Lime Posset with Graham Cracker Streusel (adapted from Food 52's recipe)
2 cups heavy whipping cream
3/4 cup sugar
5 tbsp. lime juice (about 3 large limes)
7 graham crackers (I used plain honey ones)
3 tablespoons sugar
1/2 teaspoon salt
5 1/2 tablespoons butter, cold and cubed
Directions (mine are different than either recipe):
Put the heavy cream and sugar into a pot on the stove and bring to a boil, turn down and simmer until it coats the back of a wooden spoon, stirring constantly. This takes a while. The recipes both say about 5 minutes. I'm not sure where that comes from. Mine takes about 30 minutes. I tried it once with the 5 minute approach and the posset was drippy. So, just simmer away until you can run your finger down the back of the wooden spoon and the cream is thick enough to make a mark where your finger was. Precise, I know.

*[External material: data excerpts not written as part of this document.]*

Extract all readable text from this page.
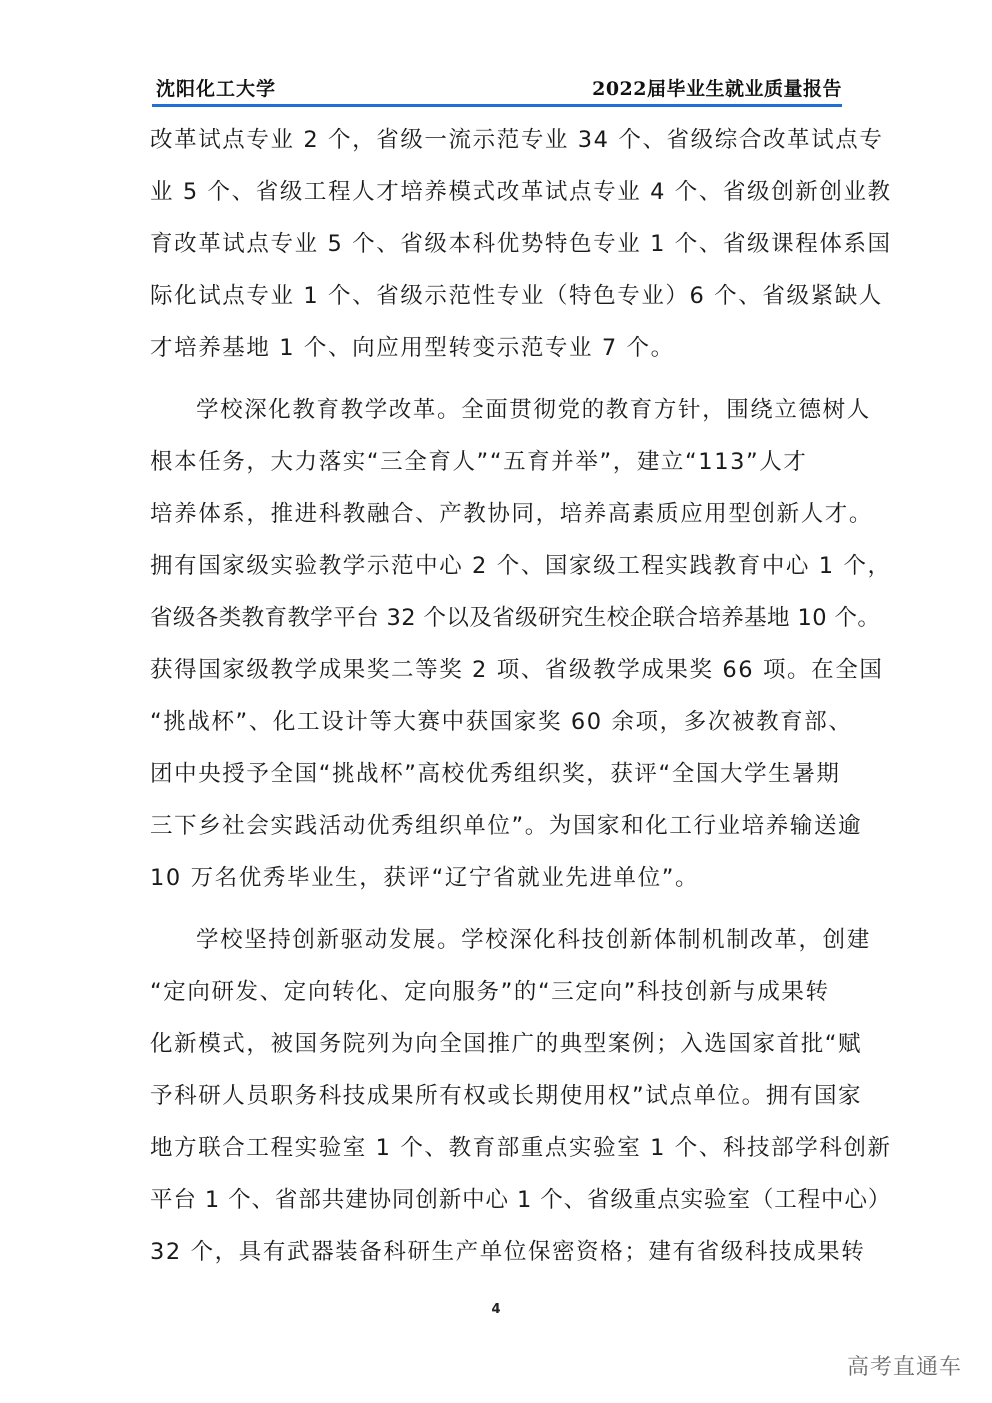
沈阳化工大学	2022届毕业生就业质量报告
改革试点专业 2 个，省级一流示范专业 34 个、省级综合改革试点专
业 5 个、省级工程人才培养模式改革试点专业 4 个、省级创新创业教
育改革试点专业 5 个、省级本科优势特色专业 1 个、省级课程体系国
际化试点专业 1 个、省级示范性专业（特色专业）6 个、省级紧缺人
才培养基地 1 个、向应用型转变示范专业 7 个。
学校深化教育教学改革。全面贯彻党的教育方针，围绕立德树人
根本任务，大力落实“三全育人”“五育并举”，建立“113”人才
培养体系，推进科教融合、产教协同，培养高素质应用型创新人才。
拥有国家级实验教学示范中心 2 个、国家级工程实践教育中心 1 个，
省级各类教育教学平台 32 个以及省级研究生校企联合培养基地 10 个。
获得国家级教学成果奖二等奖 2 项、省级教学成果奖 66 项。在全国
“挑战杯”、化工设计等大赛中获国家奖 60 余项，多次被教育部、
团中央授予全国“挑战杯”高校优秀组织奖，获评“全国大学生暑期
三下乡社会实践活动优秀组织单位”。为国家和化工行业培养输送逾
10 万名优秀毕业生，获评“辽宁省就业先进单位”。
学校坚持创新驱动发展。学校深化科技创新体制机制改革，创建
“定向研发、定向转化、定向服务”的“三定向”科技创新与成果转
化新模式，被国务院列为向全国推广的典型案例；入选国家首批“赋
予科研人员职务科技成果所有权或长期使用权”试点单位。拥有国家
地方联合工程实验室 1 个、教育部重点实验室 1 个、科技部学科创新
平台 1 个、省部共建协同创新中心 1 个、省级重点实验室（工程中心）
32 个，具有武器装备科研生产单位保密资格；建有省级科技成果转
4
高考直通车
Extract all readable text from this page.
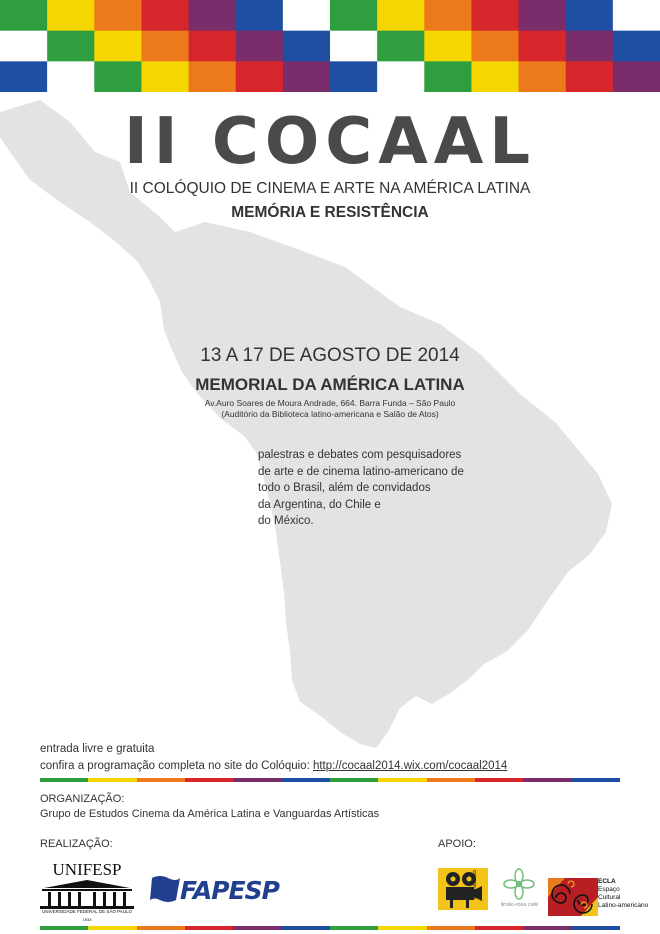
II COCAAL
II COLÓQUIO DE CINEMA E ARTE NA AMÉRICA LATINA
MEMÓRIA E RESISTÊNCIA
13 A 17 DE AGOSTO DE 2014
MEMORIAL DA AMÉRICA LATINA
Av.Auro Soares de Moura Andrade, 664. Barra Funda – São Paulo
(Auditório da Biblioteca latino-americana e Salão de Atos)
palestras e debates com pesquisadores
de arte e de cinema latino-americano de
todo o Brasil, além de convidados
da Argentina, do Chile e
do México.
entrada livre e gratuita
confira a programação completa no site do Colóquio: http://cocaal2014.wix.com/cocaal2014
ORGANIZAÇÃO:
Grupo de Estudos Cinema da América Latina e Vanguardas Artísticas
REALIZAÇÃO:	APOIO:
UNIFESP
UNIVERSIDADE FEDERAL DE SÃO PAULO
1933
FAPESP	CINESTUDOS
limão-rosa café
ECLA
Espaço
Cultural
Latino-americano
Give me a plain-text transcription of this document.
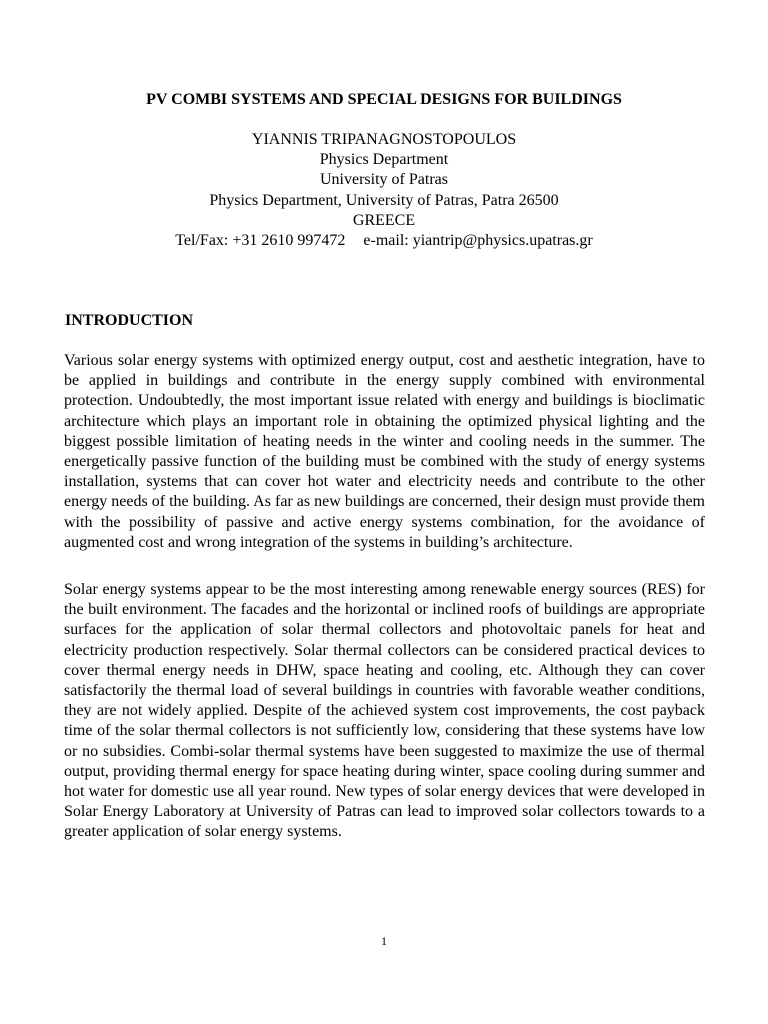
PV COMBI SYSTEMS AND SPECIAL DESIGNS FOR BUILDINGS
YIANNIS TRIPANAGNOSTOPOULOS
Physics Department
University of Patras
Physics Department, University of Patras, Patra 26500
GREECE
Tel/Fax: +31 2610 997472 e-mail: yiantrip@physics.upatras.gr
INTRODUCTION

Various solar energy systems with optimized energy output, cost and aesthetic integration, have to be applied in buildings and contribute in the energy supply combined with environmental protection. Undoubtedly, the most important issue related with energy and buildings is bioclimatic architecture which plays an important role in obtaining the optimized physical lighting and the biggest possible limitation of heating needs in the winter and cooling needs in the summer. The energetically passive function of the building must be combined with the study of energy systems installation, systems that can cover hot water and electricity needs and contribute to the other energy needs of the building. As far as new buildings are concerned, their design must provide them with the possibility of passive and active energy systems combination, for the avoidance of augmented cost and wrong integration of the systems in building’s architecture.

Solar energy systems appear to be the most interesting among renewable energy sources (RES) for the built environment. The facades and the horizontal or inclined roofs of buildings are appropriate surfaces for the application of solar thermal collectors and photovoltaic panels for heat and electricity production respectively. Solar thermal collectors can be considered practical devices to cover thermal energy needs in DHW, space heating and cooling, etc. Although they can cover satisfactorily the thermal load of several buildings in countries with favorable weather conditions, they are not widely applied. Despite of the achieved system cost improvements, the cost payback time of the solar thermal collectors is not sufficiently low, considering that these systems have low or no subsidies. Combi-solar thermal systems have been suggested to maximize the use of thermal output, providing thermal energy for space heating during winter, space cooling during summer and hot water for domestic use all year round. New types of solar energy devices that were developed in Solar Energy Laboratory at University of Patras can lead to improved solar collectors towards to a greater application of solar energy systems.

1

Then, turn off the heat and add the lime juice. Stir that in and let it sit for a minute.
During all that simmer, you should have assembled the streusel. Just bung all that together in a food processor and pulse until it looks like key lime pie crust. Then put some foil on a baking sheet and crumble the streusel on top of that and bake it at 325 for about 20 minutes. Remove and let it cool. You'll have a crumble that I use as a topping rather than pressing into the bottom of the ramekins.
Speaking of ramekins, pour your lime posset into 6 ramekins and put those all on another cookie sheet and pop them into the fridge.
When it's time to serve (at least 4 hours later for setting purposes), crumble the streusel on top or serve it with freshly cut berries. I go for the berries, as I don't eat gluten. The family goes for the streusel.
I know you're wondering if I've turned down scads of jobs as a recipe writer.
I have not.
Check out the real recipe for things like a pinch of salt and lime zest, both of which I forgot.
But whatever you do, try posset. It's the loveliest summer treat we've had in years.
Here are a few other recipes you might peruse if you consider making some posset:
Lime/Lemon Posset at Epicurious, which gets 4/4 stars and 100% of people would make it again
Lemon Posset from America's Test Kitchen is almost exactly the same recipe as the one I found in 150 Best American Recipes. Classic.
Introducing Lemon Posset from Cook's Illustrated gives you all the details and in-depth knowledge I've omitted here. I loved this article.
Here is an image from that article, which I love - a sketch, so charming:
That's it for me today. Both kids are at all-day camps, so I'm meeting a friend for lunch. Other than that, I've got the usual: chores, writing and a workout.